In a writ, they say the fifth storey of the Foo Hoo Centre, now occupied by the June 4 Museum, is among the floors that cannot be used for memorial or exhibition purposes under the building's deeds.
"The use of any part or parts of the fourth to 17th floors (inclusive) of the building as a memorial hall or an exhibition hall is in breach of the [occupation] permit," the writ says.
The owner of the unit, the Hong Kong Alliance in Support of Patriotic Democratic Movements in China, reiterated yesterday that it had sought legal advice before determining the use of the premises it bought in December for more than HK$9.7 million.
Lawyers had advised that the operation of the museum complied with the model of a commercial building, alliance vice-chairman Mak Hoi-wah said.
The 800 square foot facility hosts the world's first permanent exhibition dedicated to the Tiananmen Square crackdown.
It opened on Saturday, ahead of the 25th anniversary of the June 4 incident, after the owners' corporation sent a lawyer's letter of objection last month to the alliance alleging a possible breach of the building's regulations.
This week, the Incorporated Owners of Foo Hoo Centre filed the writ to the High Court.
The group wants the court to declare the proper use of the building on Austin Avenue under the Deed of Mutual Covenant and the management agreement.

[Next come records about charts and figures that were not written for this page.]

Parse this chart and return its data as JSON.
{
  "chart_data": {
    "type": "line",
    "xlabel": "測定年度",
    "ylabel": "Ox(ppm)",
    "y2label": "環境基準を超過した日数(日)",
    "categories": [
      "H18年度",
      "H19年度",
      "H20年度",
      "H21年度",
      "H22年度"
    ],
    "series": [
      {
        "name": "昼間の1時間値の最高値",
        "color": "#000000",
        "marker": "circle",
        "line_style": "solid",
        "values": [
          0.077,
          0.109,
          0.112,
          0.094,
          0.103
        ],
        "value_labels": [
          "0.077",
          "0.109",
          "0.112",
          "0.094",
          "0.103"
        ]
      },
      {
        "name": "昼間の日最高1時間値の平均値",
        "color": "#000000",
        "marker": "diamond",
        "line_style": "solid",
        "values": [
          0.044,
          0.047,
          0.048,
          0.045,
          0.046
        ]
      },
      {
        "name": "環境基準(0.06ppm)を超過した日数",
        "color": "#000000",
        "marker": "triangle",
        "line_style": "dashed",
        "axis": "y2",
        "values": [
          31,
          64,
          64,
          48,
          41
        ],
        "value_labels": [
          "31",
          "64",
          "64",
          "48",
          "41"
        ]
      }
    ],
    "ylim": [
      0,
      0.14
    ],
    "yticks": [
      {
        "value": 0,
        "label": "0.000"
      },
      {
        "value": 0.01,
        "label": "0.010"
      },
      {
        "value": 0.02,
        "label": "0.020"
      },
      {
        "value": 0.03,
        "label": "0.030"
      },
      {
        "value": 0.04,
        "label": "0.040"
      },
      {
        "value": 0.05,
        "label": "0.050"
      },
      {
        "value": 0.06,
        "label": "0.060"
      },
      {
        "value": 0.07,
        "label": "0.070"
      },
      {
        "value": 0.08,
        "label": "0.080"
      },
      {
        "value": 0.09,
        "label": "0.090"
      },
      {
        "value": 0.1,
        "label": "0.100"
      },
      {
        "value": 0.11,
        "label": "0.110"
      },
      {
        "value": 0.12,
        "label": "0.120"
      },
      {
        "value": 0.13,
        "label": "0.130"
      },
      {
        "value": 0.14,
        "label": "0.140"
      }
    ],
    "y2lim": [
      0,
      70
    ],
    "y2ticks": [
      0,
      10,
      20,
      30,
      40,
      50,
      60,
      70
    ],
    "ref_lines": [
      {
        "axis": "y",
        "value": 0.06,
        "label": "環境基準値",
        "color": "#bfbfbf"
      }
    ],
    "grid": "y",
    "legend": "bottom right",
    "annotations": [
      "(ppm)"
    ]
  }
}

It wants an injunction to stop the alliance from using the property as a museum.
The deed is an agreement containing what amounts to a set of local laws for the running of the building.

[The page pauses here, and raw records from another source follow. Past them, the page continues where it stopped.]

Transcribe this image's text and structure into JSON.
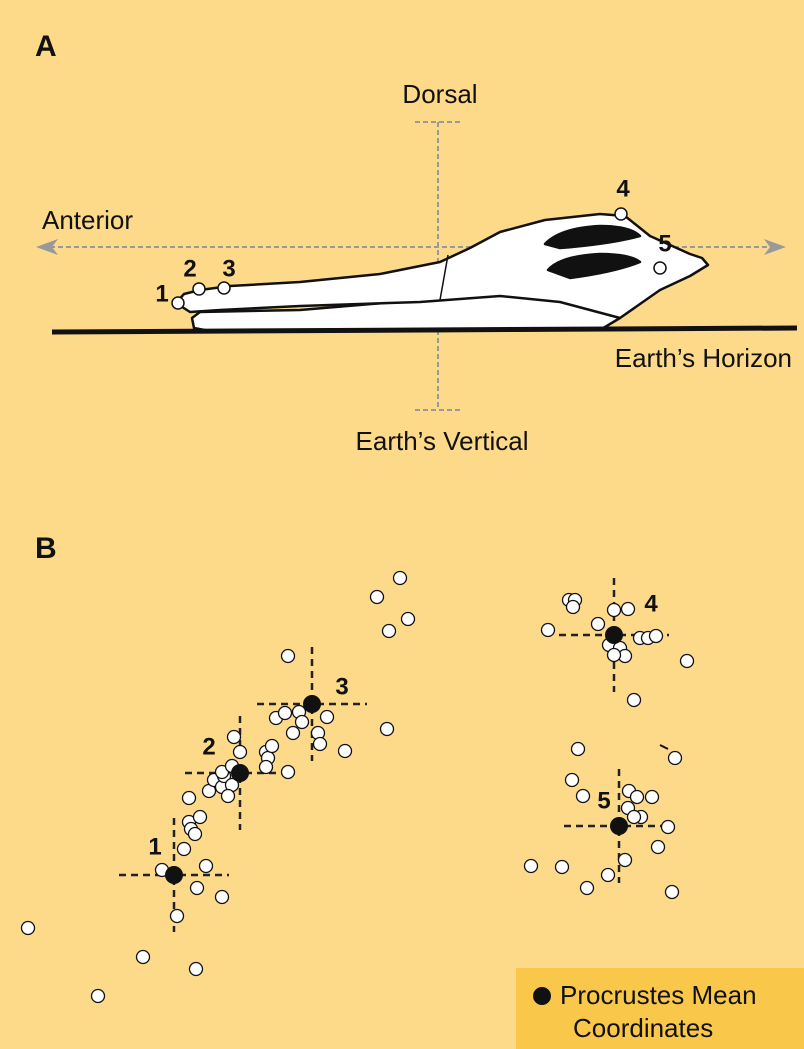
{
  "panel_a": {
    "label": "A",
    "dorsal": "Dorsal",
    "anterior": "Anterior",
    "horizon": "Earth’s Horizon",
    "vertical": "Earth’s Vertical",
    "landmarks": [
      "1",
      "2",
      "3",
      "4",
      "5"
    ]
  },
  "panel_b": {
    "label": "B",
    "landmarks": [
      "1",
      "2",
      "3",
      "4",
      "5"
    ]
  },
  "legend": {
    "lines": [
      "Procrustes Mean",
      "Coordinates"
    ]
  }
}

Mak said the alliance had not received notice of any interim injunction granted by the courts, so it was still operating the museum.
As far as he knew, the 17th floor of the Foo Hoo Centre was also used as a showroom with an exhibition purpose, he said.
The alliance would ask lawyers to deal with the matter, he said.
Earlier, one of the property owners opposed to the facility had said he would privately fund all costs of a lawsuit to block it.
Stanly Chau Kwok-chiu, chairman of the Incorporated Owners, said on April 24 that it would be quicker for him to fund the legal action alone than for the owners' corporation to go through a tender process to hire a law firm.
He denied the suggestion that his action was being funded by another party.
The alliance has said it believes the opposition is a sign of political suppression.